老头这话锋转得太快,刚刚还在犹豫不决,这一刻竟然已经开始讲述起赵义的事情了。林青听得一愣。
“那天晚上过后,清晨的时候大家伙都发现自家的院子里种的菜啊、树啊都枯萎了。本来湿润的土壤,也变得干涸裂开。大家伙一个个吓得往俺家这边跑,大早上的,就围了一院子的人。其实俺们家也是这样,地也裂了。大家聚集在俺这里,每个人脸上都挂着害怕与担忧。大家都说是什么土地神因为俺们村有妖怪,所以要惩罚俺们。都说是妖怪在地下捣毁了土地神的住所。”
“其实大家在说谁,俺心里也清楚。还用点名吗,肯定是赵义啊。赵义这孩子从小眼睛被火烧瞎了一只,眼眶烧得皱皱巴巴的,看起来挺吓人。特别的是啊,赵义这孩子不知道哪里学来的本事,能玩弄沙子。听说有人看到他把用手把地上的沙子吸到了手心上。因此,村子里面就传来了,他是怪物的事情。小孩子们也都怕他。村民们也都把他当怪物看,都想把他赶出村子。所以,他们一说妖怪,俺就知道在说赵义了。俺对村民们说,这个事还得商量商量,没有任何证据可以说是因为赵义导致土地干裂的。可是村民们不听,大家伙一起去了赵义他家,在门口喊着让赵义滚出来。等赵义一出来,大家除了砸白菜的就是扔石头的。赵义从小就被受待见,对于村民们的冷眼早就习惯了,这一次虽然看起来更严重,但是赵义还是没有理会,进屋关门,没有搭理村民们。”

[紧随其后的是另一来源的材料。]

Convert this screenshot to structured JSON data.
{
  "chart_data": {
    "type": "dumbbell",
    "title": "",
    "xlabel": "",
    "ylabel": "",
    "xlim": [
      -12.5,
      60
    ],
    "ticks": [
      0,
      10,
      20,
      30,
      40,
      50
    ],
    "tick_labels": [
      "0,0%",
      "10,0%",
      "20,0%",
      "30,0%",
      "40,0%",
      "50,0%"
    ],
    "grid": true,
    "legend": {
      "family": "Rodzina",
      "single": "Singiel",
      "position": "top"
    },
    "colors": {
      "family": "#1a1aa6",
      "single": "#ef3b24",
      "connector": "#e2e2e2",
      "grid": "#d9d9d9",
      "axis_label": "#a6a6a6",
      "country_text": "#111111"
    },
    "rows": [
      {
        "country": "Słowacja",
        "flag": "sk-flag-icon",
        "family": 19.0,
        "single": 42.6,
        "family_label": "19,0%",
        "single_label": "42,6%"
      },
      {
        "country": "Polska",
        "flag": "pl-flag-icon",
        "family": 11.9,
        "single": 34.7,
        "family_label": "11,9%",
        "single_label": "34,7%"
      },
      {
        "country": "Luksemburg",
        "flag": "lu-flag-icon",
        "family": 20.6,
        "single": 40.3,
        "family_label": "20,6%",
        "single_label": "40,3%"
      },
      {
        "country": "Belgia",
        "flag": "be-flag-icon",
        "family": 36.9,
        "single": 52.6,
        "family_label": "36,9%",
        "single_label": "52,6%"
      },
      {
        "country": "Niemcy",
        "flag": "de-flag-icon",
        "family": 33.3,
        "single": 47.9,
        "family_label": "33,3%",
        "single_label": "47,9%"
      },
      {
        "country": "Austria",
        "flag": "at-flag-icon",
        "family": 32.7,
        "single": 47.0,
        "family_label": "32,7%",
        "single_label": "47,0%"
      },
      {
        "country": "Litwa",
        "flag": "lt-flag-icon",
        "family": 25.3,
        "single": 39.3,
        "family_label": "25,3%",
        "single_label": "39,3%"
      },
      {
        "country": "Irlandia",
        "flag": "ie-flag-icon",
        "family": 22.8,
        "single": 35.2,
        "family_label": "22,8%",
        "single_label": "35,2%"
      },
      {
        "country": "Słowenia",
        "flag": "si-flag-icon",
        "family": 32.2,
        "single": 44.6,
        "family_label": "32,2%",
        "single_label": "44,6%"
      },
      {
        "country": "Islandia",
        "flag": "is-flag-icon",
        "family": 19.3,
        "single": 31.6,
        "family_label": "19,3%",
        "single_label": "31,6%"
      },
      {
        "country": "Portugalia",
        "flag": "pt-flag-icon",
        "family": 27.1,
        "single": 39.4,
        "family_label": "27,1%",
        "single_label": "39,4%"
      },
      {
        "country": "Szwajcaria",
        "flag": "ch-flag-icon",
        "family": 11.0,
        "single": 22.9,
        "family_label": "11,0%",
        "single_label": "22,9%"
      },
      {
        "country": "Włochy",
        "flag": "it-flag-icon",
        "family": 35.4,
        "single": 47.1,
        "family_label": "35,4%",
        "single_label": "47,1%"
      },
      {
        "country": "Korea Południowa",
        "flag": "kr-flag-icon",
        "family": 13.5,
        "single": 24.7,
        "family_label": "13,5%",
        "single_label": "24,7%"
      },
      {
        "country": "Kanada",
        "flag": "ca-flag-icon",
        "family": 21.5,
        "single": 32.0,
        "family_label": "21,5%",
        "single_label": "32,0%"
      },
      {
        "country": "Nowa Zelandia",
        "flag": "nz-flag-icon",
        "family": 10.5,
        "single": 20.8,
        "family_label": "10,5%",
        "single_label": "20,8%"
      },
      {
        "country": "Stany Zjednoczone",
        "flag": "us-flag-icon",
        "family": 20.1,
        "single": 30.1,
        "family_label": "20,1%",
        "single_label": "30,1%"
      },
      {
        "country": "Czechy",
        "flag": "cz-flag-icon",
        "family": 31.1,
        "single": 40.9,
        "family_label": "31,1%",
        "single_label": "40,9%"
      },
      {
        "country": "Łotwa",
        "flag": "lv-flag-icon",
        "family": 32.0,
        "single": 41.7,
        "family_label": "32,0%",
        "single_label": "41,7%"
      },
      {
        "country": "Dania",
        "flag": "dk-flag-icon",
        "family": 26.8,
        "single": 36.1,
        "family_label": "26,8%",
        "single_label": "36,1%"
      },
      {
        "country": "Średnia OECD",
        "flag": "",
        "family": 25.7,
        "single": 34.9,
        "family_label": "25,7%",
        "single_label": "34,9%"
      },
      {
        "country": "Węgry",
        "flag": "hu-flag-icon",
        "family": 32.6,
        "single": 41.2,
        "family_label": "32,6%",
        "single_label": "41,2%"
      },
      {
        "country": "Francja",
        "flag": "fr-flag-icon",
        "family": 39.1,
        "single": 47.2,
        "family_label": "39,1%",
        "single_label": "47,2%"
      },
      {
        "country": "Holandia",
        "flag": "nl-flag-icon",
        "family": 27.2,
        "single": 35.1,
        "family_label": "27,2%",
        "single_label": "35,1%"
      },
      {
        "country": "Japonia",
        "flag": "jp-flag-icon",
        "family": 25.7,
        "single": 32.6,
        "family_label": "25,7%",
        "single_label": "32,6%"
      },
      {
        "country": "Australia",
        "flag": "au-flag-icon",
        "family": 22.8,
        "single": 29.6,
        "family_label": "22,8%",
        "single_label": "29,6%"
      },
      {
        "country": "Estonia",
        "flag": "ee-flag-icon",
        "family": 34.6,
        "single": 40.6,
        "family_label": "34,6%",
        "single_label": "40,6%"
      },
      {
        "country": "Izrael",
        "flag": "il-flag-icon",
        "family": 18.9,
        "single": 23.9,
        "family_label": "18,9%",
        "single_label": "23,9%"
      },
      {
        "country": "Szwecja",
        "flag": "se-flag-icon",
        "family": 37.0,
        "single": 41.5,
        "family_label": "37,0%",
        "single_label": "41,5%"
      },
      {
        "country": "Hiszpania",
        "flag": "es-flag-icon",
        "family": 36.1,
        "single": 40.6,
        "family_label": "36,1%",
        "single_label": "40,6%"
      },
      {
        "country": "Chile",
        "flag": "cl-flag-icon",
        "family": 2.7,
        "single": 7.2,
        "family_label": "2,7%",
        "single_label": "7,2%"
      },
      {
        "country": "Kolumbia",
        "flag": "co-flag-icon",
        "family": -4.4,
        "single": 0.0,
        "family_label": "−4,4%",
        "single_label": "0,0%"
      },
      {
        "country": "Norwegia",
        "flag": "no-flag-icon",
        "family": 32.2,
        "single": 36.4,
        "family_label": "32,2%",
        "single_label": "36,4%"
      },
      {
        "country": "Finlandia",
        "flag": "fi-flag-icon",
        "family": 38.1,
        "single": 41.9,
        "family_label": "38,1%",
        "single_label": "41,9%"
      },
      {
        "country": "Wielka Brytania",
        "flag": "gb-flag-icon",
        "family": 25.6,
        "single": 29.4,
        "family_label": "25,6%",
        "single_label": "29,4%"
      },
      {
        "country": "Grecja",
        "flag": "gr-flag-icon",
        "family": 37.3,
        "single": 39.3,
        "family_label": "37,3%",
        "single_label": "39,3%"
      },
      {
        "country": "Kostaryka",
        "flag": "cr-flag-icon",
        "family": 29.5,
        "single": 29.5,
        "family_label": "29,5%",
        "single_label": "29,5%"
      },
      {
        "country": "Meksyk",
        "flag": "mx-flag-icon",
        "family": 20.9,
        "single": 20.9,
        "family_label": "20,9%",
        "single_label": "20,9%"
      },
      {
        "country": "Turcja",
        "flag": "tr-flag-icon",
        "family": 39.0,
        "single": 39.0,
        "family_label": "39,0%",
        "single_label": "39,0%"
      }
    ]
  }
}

“可是大家伙不愿意,非要把赵义赶出村子去。俺提议,让大家搬到山的另一侧去。因为摆明了嘛,这根本不是赵义的原因,他一个小小的村夫哪有这么大的本事。而且,他完全没有动机去做嘛。因为,我我们开始进行了大迁徙。村民们陆陆续续地都搬离了这里。赵义他也跟着俺们一起去了。可是,即使是换了个地方,离开了那个不详的老家,村民们还是不放过赵义。对于他是个妖怪是个害人精还是不吉利的人等等的言论就没有闲着过。最后赵义当着大家伙的面,把一根镐头给撅折了。他告诉大家伙,他会去找出这个让土地干裂的真凶。自那以后,赵义就早出晚归的,后来,干脆就不回来了。他的那个土房子,也不知道被谁围墙都给推了。窗户啊门啊,也都砸坏了。我看过几次,那里哪里还有一点家的样子,纯粹就是一个垃圾场了。真不知道,这赵义回来看到心里怎么想。赵义这孩子是真的很可怜呐。”
老头长长地叹了口气。
他一说完,老婆子也来到几人面前,借着老头子的话继续说:“赵义这孩子,虽然不爱说话搭理人,可是心眼是好的。谁家有事他都愿意帮。那回,他邻居家大半夜的院子里的柴火垛失火了,要不是赵义起来把火灭了,房子都得给烧咯。可到头来呢,他邻居还跟着大队伍一块去辱骂赵义。你说说,这办的叫什么事,这不是白眼狼了嘛?”